The rigidity evaluation is quite complicate, I think you can only relying on the data provided by the manufacture with sufficient safety factor. Will the truss fail if assume pinned connection (zero fixity)?
 
I don't quite understand the failure mechanism. If the post is supporting a beam, I can see the beam might fail in the positive moment region, but you said it is a truss...

IMO, the connection was designed to prevent the slippage of the post due to rotation of the truss chord and translation.

 
@reitired13, the posts acts with the truss to form a portal frame. except that i need the entirety of the trusses to act in unison to create a single "beam" that will be shared between a set (2) of portals. the failure mechanism is likely tensile failure/ductility of the strap
 
You're going to have to contact your Simpson rep. They're generally really helpful and, if they have the answer, they'll provide it. That said, don't tell them what you're doing - just what you need. I can all but guarantee that they'll tell you not to do this. Ask if they have stiffness data for their hurricane straps in tension. Then you can use that to determine the rotational stiffness of the joint and see if it's anywhere close to what you're looking for.

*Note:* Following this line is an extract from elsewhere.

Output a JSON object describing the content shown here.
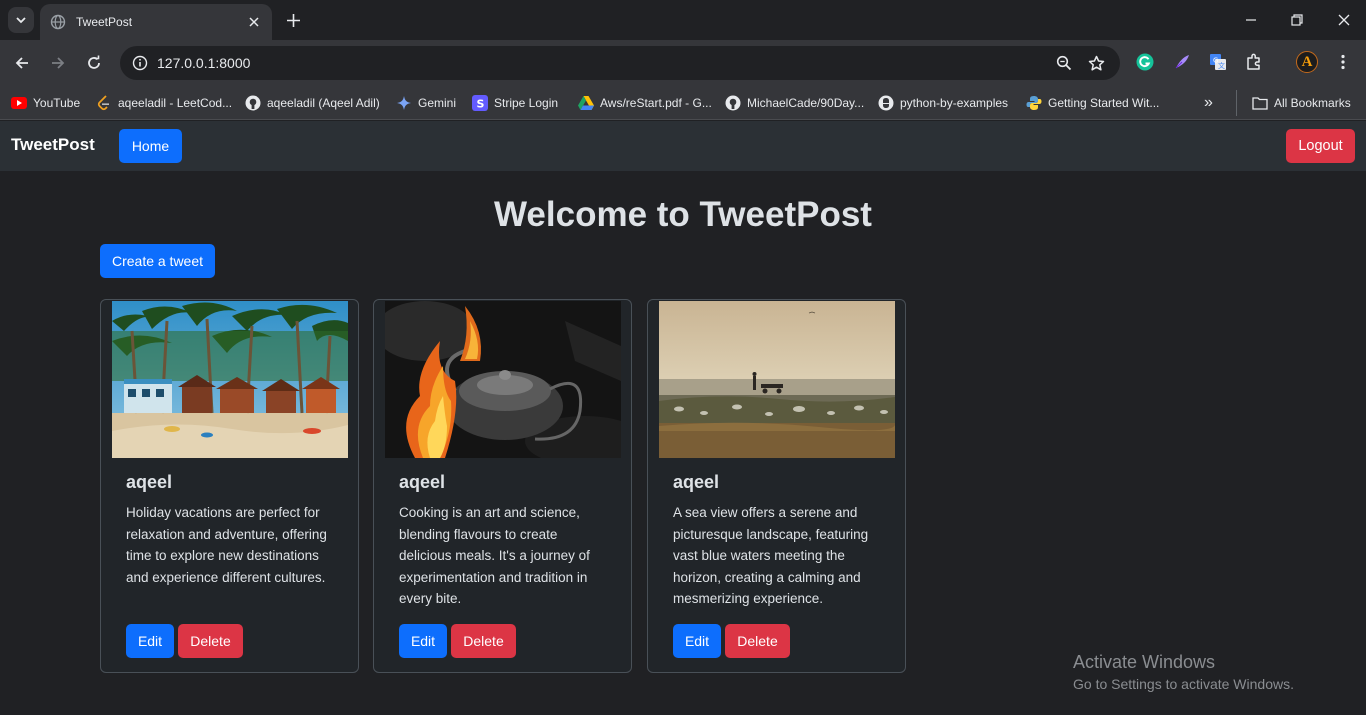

Another thing to look at - what is this moment doing to the bottom chord of the truss? Does this occur at a panel point, or at the middle of a chord member?

This looks like one of those times where, under reasonable service loads, it'll probably have enough fixity. But sometime before you reach full design loads it's going to deflect too much and you'll loose stability and a strap or two.
 
Cross grain tension loads into wood, yikes!

Good luck with your review. Seems like you are required to justify someone else’s mistake.
 
OP said:
The question is, will that happen in reality, or will the moment likely to want to distribute itself thru the closest straps to the posts?

You're instincts with that are sound; that's your silver bullet right there. Regardless of the deformation characteristics of the connectors, the flexibility introduced by bending in the two, out of the page 2X beam things should render the interior connections useless. It likley also means that you'd compromise the connections closest to the post long before you got even close to fully mobilizing those in the interior.

Some questions for you:

1) How long are the out of plane 2X and how many connectors need to be engaged?

2) Does the through bolt connection work? I'd have guessed that to be a weak spot.
 
I think you can assume full fixity if,

1) the applied tension is well within the tensile capacity of the strap, its end connectors, and the wood it connected to.
2) the shear friction between the 2x and the post exceeds the intensity of the couple with some margin - no slip will occur.
 
SteelPE said:
Cross grain tension loads into wood, yikes!

I don't know that cross grain direct tension is quite the deal breaker concern that cross grain, flexurally induced tension is. Many common wood fasteners and connections simply could not function without reliance upon direct cross grain tension capacity and do, in fact, account for it in the requisite design procedures. Which is not to say that tension parallel to grain isn't to be preferred by a wide margin when it is available as an alternative.
 
retired13 said:
2) the shear friction between the 2x and the post exceeds the intensity of the couple with some margin - no slip will occur.

I'm skeptical of that mechanism's viability retired13. All three members in the connection will experience moisture related shrinkage and any reliable shear friction will drop to zero.

The very best that could be achieved in this situation regarding connection restraint would be full restraint with lateral "bleed out" similar to the equivalent column design approach in two way, concrete slabs. The classic problem of trying to "fix:" a wide thing to a narrow thing.

C01_igdj35.jpg
 
Why not change the thing so no cross grain tension is present especially at the tension edge? Locate it farther back in. The catalog doesn't show this use with tension cross grain a short distance from that edge. Otherwise expect an edge split failure. Catalog shown capacities surely don't apply here.